I am thinking of putting all my poetry in a blog. Just because I don't have it saved anywhere. I don't want to lose it. What if it burnt up in a fire? I would never have them again.

I honestly don't think anyone reads this blog, but it's here, take it or leave it.

Friday, January 1, 2010

A promise to myself

Since 2010 is now amoung us. I have decided to make a promise to myself. Let's just hope that, in the end, it doesn't end up being broke. Because honestly. I have a hard time sticking to anything. This is something I am really going to work at. Give it my all and keep on top of. Is it sad that I can't depend on myself enough to know that I will follow through with it.

Well here it goes. I am promising to myself, that I will save as much money as I can within the next 6 months. I havent evaluated what we will be able to put into savings yet Once I do that. I will develop a master plan and a set dollar amount to have in my bank about by July first. Yes, I know that is the 7th month of the year, but we have some priorities that need to be taken care of before this can happen.
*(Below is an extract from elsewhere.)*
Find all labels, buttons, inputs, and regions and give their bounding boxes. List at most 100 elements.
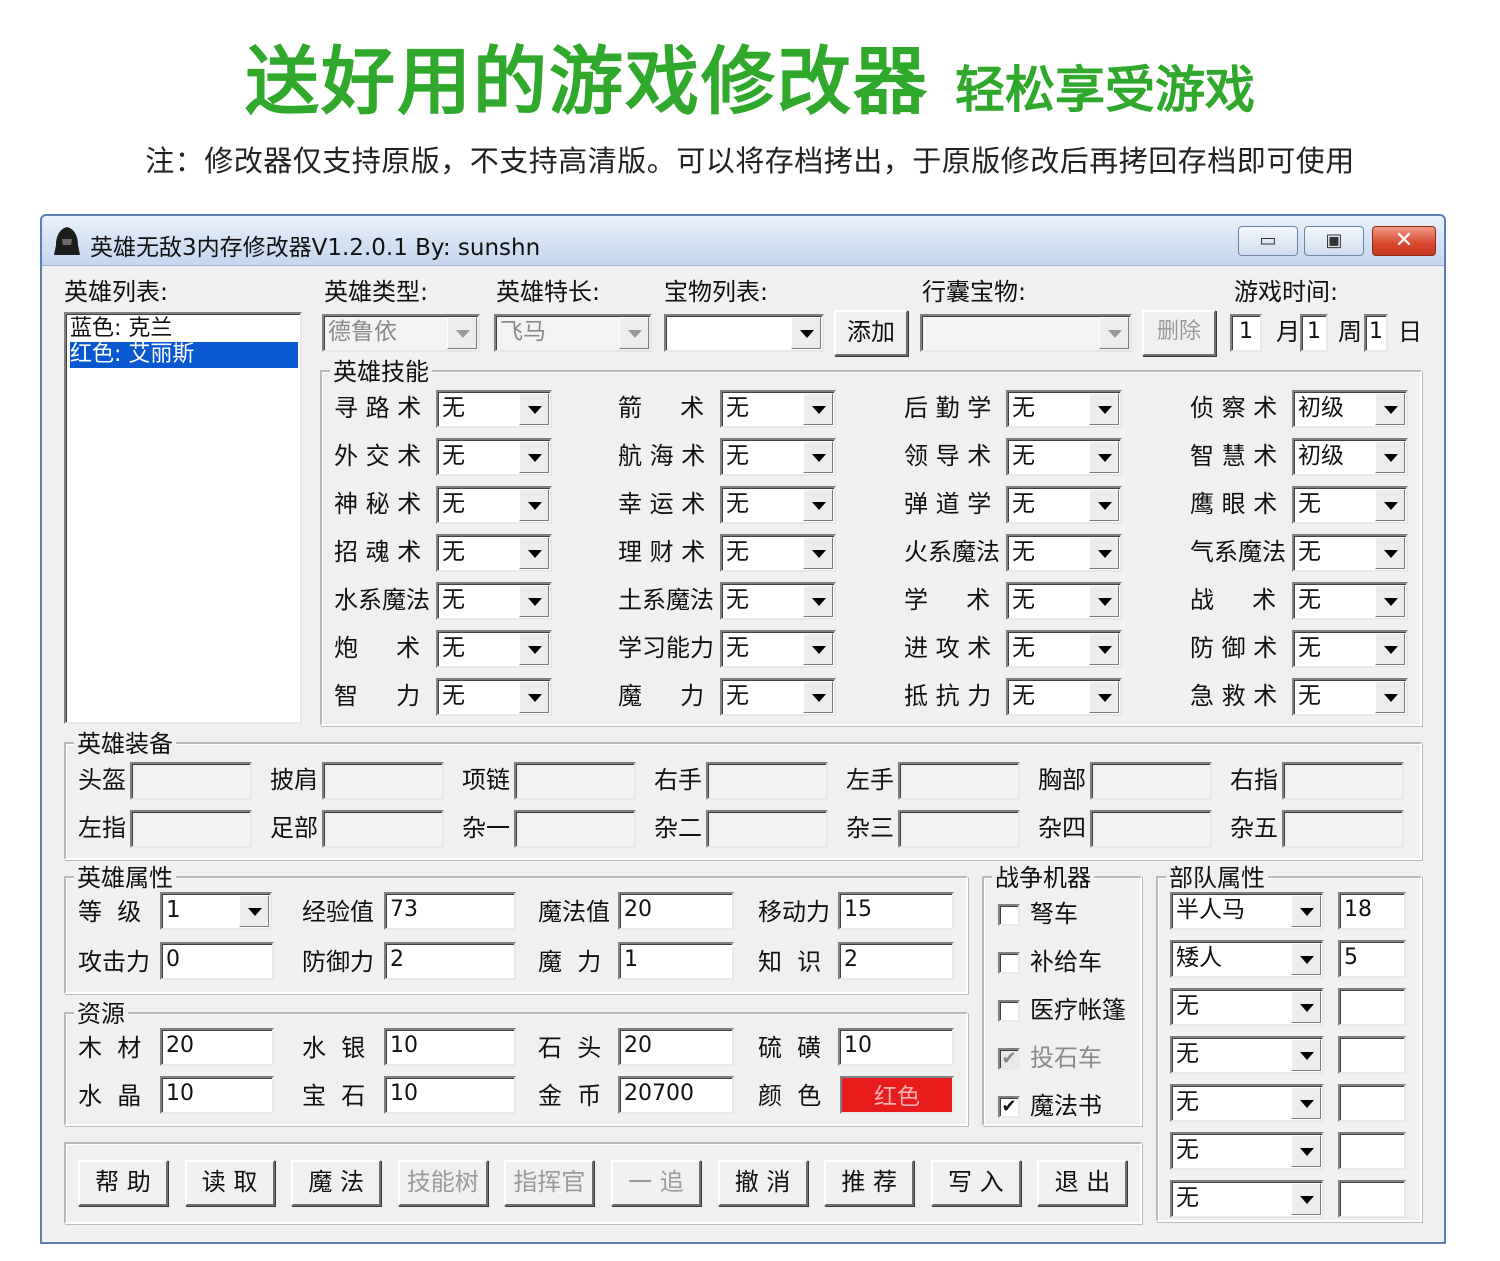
equipment-slot-field[interactable] (322, 762, 444, 800)
troop-count-field[interactable] (1338, 1084, 1406, 1122)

I have always sucked at saving money. We went into this winter with little to no reserve or savings account knowing that J's job would be slowing down. Yes, we've been in some tough spots the last couple of months. But we are now in a better place and position to put money away and be prepared for next winter.

We recently moved, to help us save money. It is a whole hell of a lot cheaper than what we were doing before. This will help us pay down some debt and get back on our feet. Where we will be more comfortable. Digging yourself a financial hole is no fun. Especialy when the reprecussions finally come kick you in the ass. Both J and I have learned our lessons. We are adjusting to living moer frugally and saving money instead of wanting to spend every extra dime we make.

I am excited for the new year. I hope that it brings all of us more luck and fortune.